Rethinking Unit Tests for AI Development: From Correctness to Contract Protection
Source: Dev.to
The Paradox of Testing AI-Generated Code
When AI writes your code, traditional unit‑testing assumptions break down.
- In conventional development we write tests first (TDD) because humans make mistakes.
Tests act as a contract—a specification that the implementation must fulfill. - AI doesn’t make the same mistakes. AI‑generated code at the class or method level is typically correct.
When I ran fine‑grained unit tests against AI‑written code, they almost always passed on the first try.
So why bother?
The issue isn’t correctness—it’s change detection.
When AI refactors your codebase, it maintains internal consistency beautifully, but it can silently break contracts at boundaries you didn’t explicitly mark:
- An internal class interface changes.
- A namespace’s public surface shifts.
- The code still compiles and the logic seems sound, yet something downstream breaks.
Git diffs don’t help here. When changes span dozens of files, spotting the contract violation becomes needle‑in‑a‑haystack work.
Test Classification System
I designed a test classification system to understand which tests actually provide value in AI‑assisted development.
| Level | Scope | Purpose |
|---|---|---|
| L1 | Method / Class | Verify unit correctness |
| L2 | Cross‑class within namespace | Verify internal collaboration |
| L3 | Namespace boundary | Detect internal contract changes |
| L4 | Public API boundary | Protect external contracts |
Each test class was tagged with its level, e.g.:
[Trait("Level", "L3")] // namespace boundary test
Observations After Multiple AI Refactoring Cycles
| Level | Survival | Reason |
|---|---|---|
| L1 | ❌ Extinct | AI writes correct code; no detection value |
| L2 | ❌ Extinct | AI maintains internal consistency |
| L3 | ✅ Survived | Detects namespace boundary violations |
| L4 | ✅ Survived | Protects external API contracts |
- L1 and L2 tests disappeared – not deliberately deleted, but they became meaningless. AI rewrote internals, and the tests either:
- Passed trivially (testing already‑correct code)
- Required constant updates (chasing implementation changes)
- Tested code that no longer existed
- L3 and L4 tests survived – they caught real issues: interface changes that rippled beyond their intended scope, behavioral shifts at API boundaries, and contracts that AI “improved” without understanding external dependencies.

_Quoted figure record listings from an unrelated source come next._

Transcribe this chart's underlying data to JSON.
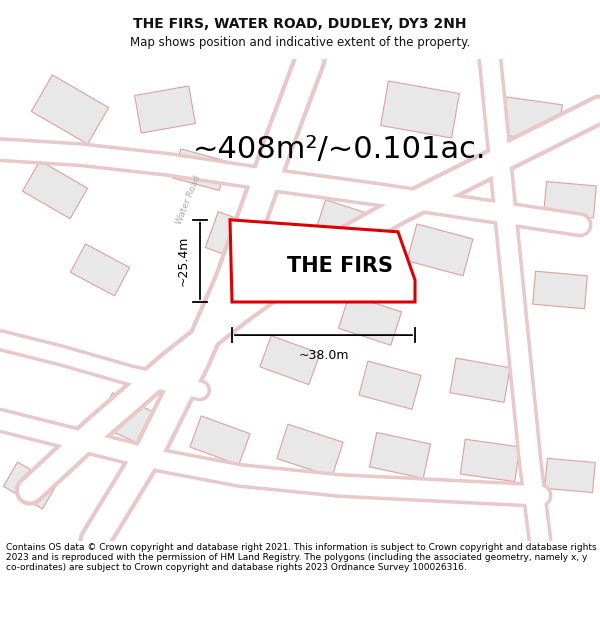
{
  "title": "THE FIRS, WATER ROAD, DUDLEY, DY3 2NH",
  "subtitle": "Map shows position and indicative extent of the property.",
  "area_text": "~408m²/~0.101ac.",
  "property_label": "THE FIRS",
  "dim_width": "~38.0m",
  "dim_height": "~25.4m",
  "footer": "Contains OS data © Crown copyright and database right 2021. This information is subject to Crown copyright and database rights 2023 and is reproduced with the permission of HM Land Registry. The polygons (including the associated geometry, namely x, y co-ordinates) are subject to Crown copyright and database rights 2023 Ordnance Survey 100026316.",
  "bg_color": "#ffffff",
  "map_bg": "#f2eeea",
  "road_fill": "#ffffff",
  "road_stroke": "#e8c8c8",
  "building_fill": "#e8e8e8",
  "building_stroke": "#e0a0a0",
  "highlight_color": "#dd0000",
  "title_fontsize": 10,
  "subtitle_fontsize": 8.5,
  "area_fontsize": 22,
  "label_fontsize": 15,
  "footer_fontsize": 6.5,
  "water_road_label": "Water Road"
}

Rethinking Unit Tests for AI Development
Traditional unit testing asks: “Is this code correct?”
AI‑era testing should ask: “Has a contract boundary been violated?”
This isn’t Big‑Bang testing or classic integration testing. It’s boundary testing—explicitly marking and protecting the seams in your architecture where changes should not propagate silently.
Practical Guidelines
- Tag test levels explicitly – the attribute serves dual purpose: test filtering and AI awareness.

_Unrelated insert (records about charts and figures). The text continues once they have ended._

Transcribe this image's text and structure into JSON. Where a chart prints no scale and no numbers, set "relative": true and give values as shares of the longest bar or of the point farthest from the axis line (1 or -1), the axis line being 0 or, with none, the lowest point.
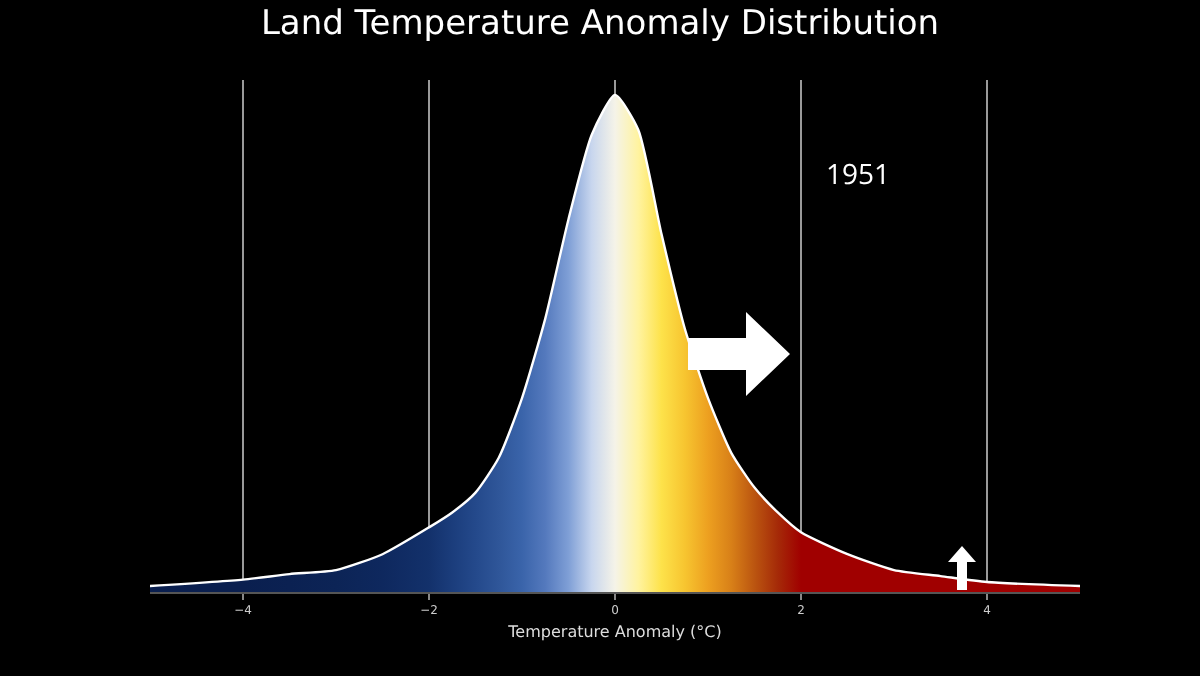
{
  "chart_data": {
    "type": "area",
    "title": "Land Temperature Anomaly Distribution",
    "xlabel": "Temperature Anomaly (°C)",
    "annotations": [
      "1951"
    ],
    "relative": true,
    "xlim": [
      -5,
      5
    ],
    "xticks": [
      {
        "value": -4,
        "label": "−4"
      },
      {
        "value": -2,
        "label": "−2"
      },
      0,
      2,
      4
    ],
    "grid": "x",
    "x": [
      -5,
      -4,
      -3.5,
      -3,
      -2.5,
      -2,
      -1.75,
      -1.5,
      -1.25,
      -1,
      -0.75,
      -0.5,
      -0.25,
      0,
      0.25,
      0.5,
      0.75,
      1,
      1.25,
      1.5,
      1.75,
      2,
      2.5,
      3,
      3.5,
      4,
      5
    ],
    "series": [
      {
        "color": "#ffffff",
        "values": [
          0.012,
          0.025,
          0.036,
          0.044,
          0.076,
          0.13,
          0.16,
          0.2,
          0.27,
          0.39,
          0.55,
          0.75,
          0.92,
          1,
          0.93,
          0.72,
          0.53,
          0.39,
          0.28,
          0.21,
          0.16,
          0.12,
          0.076,
          0.044,
          0.032,
          0.02,
          0.012
        ],
        "colors": [
          "#0a1f4f",
          "#0a1f4f",
          "#0b2152",
          "#0c2456",
          "#0e285e",
          "#13316b",
          "#1b3d7c",
          "#24498b",
          "#2f5699",
          "#3a64aa",
          "#5479bd",
          "#7f9fd6",
          "#c8d6ee",
          "#f5f3e8",
          "#fff3a0",
          "#fde24a",
          "#f7c530",
          "#eda020",
          "#d88018",
          "#bb5510",
          "#a52a08",
          "#a00000",
          "#a00000",
          "#a00000",
          "#a00000",
          "#a00000",
          "#a00000"
        ]
      }
    ]
  }
}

- Focus on namespace boundaries – internal classes may change freely; their aggregate interface should remain stable.
- Protect public APIs absolutely – these are your external contracts.
- Let L1/L2 go – don’t fight to maintain tests that provide no signal.
- Leverage tags – when AI encounters an L3/L4 test, the tag itself communicates: “This boundary matters. Changes here require verification.”
Where Fine‑Grained Tests Still Matter
- Exception handling and edge cases – AI excels at happy paths but can miss subtle error conditions.
- Tests that explicitly exercise exception scenarios, boundary conditions, and failure modes still provide signal—not because AI writes incorrect code, but because these paths may not be exercised during normal AI‑driven development.
Conclusion
In AI‑assisted development, unit tests transform from correctness verification to change detection. The tests that survive are those that protect contracts at meaningful boundaries—namespace and public API levels.
Stop testing whether AI wrote correct code. Start testing whether AI preserved your contracts.
For implementation examples, see the test structure in Ksql.Linq—an AI‑assisted open‑source project where these patterns evolved through practice.